The rules on Creative Industries Tax Relief for ATR and HTR are complex and HMRC treats each
discipline differently but with basic requirements. In all cases the company applying must be paying corporation tax on the production and must pass a “Cultural Test” to certify that the production is British. It is not possible to claim for the creation of advertisements, news or current affairs programmes, quiz shows or training videos.
“In the case of animation, the programme must be intended for broadcast with at least 51 per cent of the total core expenditure on animation and at least 25 per cent of the total production costs relating to UK based activities” Mark continues. “Where HTR is concerned, the cultural test includes the European Economic Area. The production costs must be at least £1m per programme hour and must be a drama, comedy or documentary with a slot length of greater than 30 minutes and at least 25 per cent of the total production costs relating to UK based activities.
“A fourth sector, video games production, is awaiting state aid approval for tax relief. This is surprising, not just because video games consist largely of animation, but also because the UK, and the West Midlands in particular, has, since the mid 1980s, been a hotbed for the creation of video games and animation.

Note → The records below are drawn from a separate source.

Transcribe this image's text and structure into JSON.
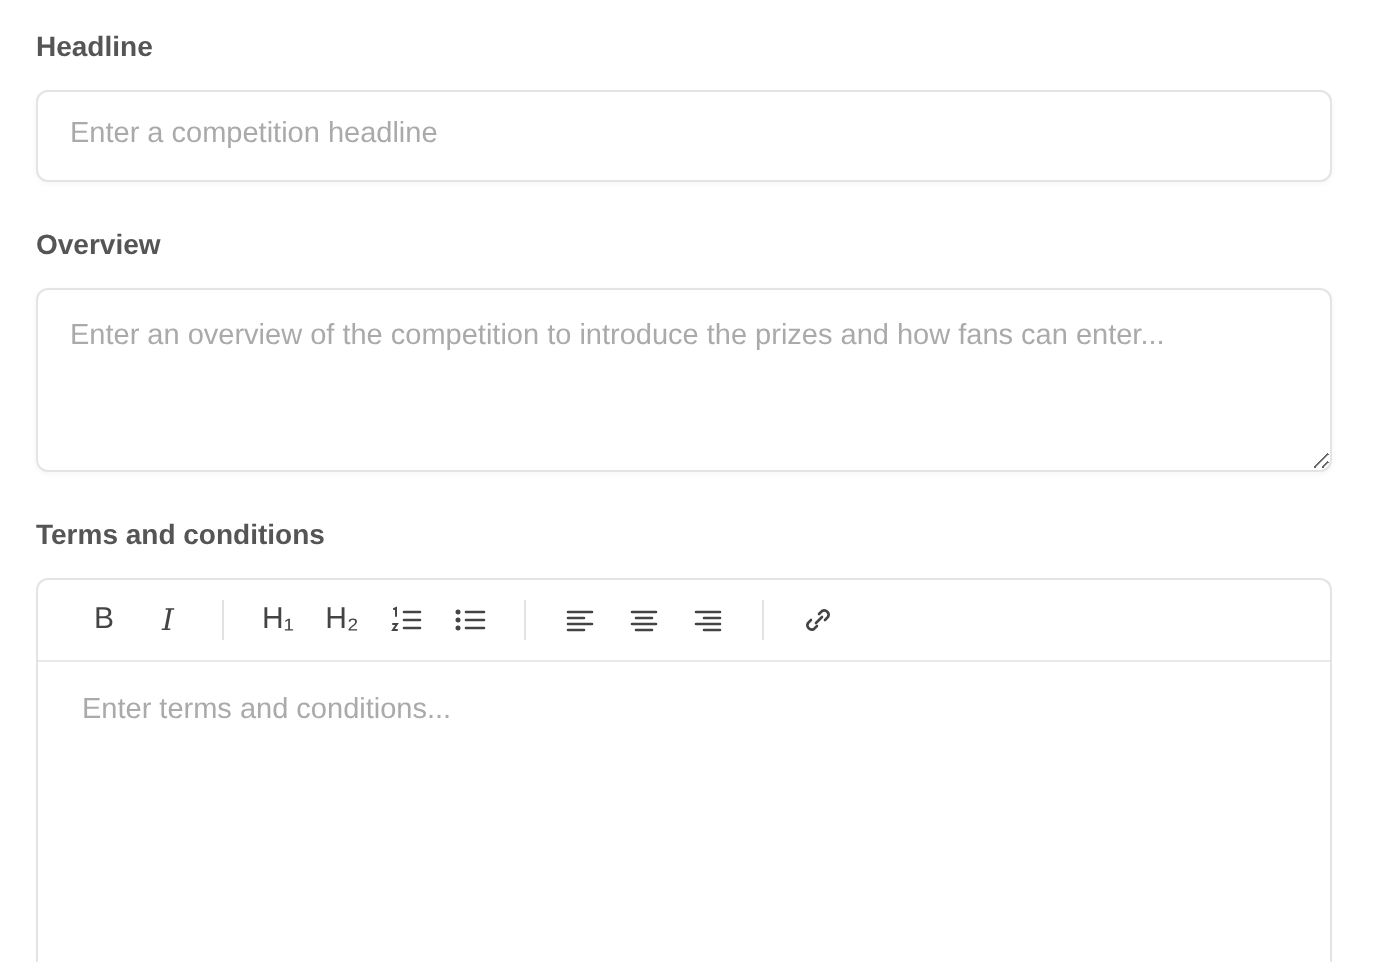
{
  "fields": [
    {
      "label": "Headline",
      "kind": "input",
      "placeholder": "Enter a competition headline"
    },
    {
      "label": "Overview",
      "kind": "textarea",
      "placeholder": "Enter an overview of the competition to introduce the prizes and how fans can enter..."
    },
    {
      "label": "Terms and conditions",
      "kind": "editor",
      "placeholder": "Enter terms and conditions...",
      "toolbar_text": [
        "B",
        "I",
        "H₁",
        "H₂"
      ]
    }
  ]
}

Many of the world’s leading publishers and developers originated in this area, including publishers Eidos, Elite and Codemasters, with local creative development
studios supplying these publishers, often with self-funded product.
“The late 1980s saw a massive talent drain from this region and the UK as a whole to more tax-favourable countries including USA, Canada and in particular Malaysia, where video games developers enjoyed tax breaks of up to ten years. The video games industry’s trade association TIGA has campaigned for a number of years for the industry’s games developers to be supported in what is essentially ongoing research and development.
“From the early 1980s Britain was the world’s third biggest producer of computer games, behind USA and Japan. It’s now fifth, overtaken by Canada and Korea, with the games workforce in Canada increased by 33 per cent, while UK employees have fallen by eight per cent. Meanwhile, British-made Grand Theft Auto 5 is expected to generate £1bn in sales in its first year and cost just £170m to develop.
“Chancellor George Osborne proposed Video Games tax relief in the 2012 budget but it was thrown out by the EU for possibly offering Britain an “unfair advantage” and questioning if video games were “cultural”, even though French developers enjoy the support of their government. It’s time that Britain was allowed to compete on a level playing field in a sector in which we are still a major employer and creative force.”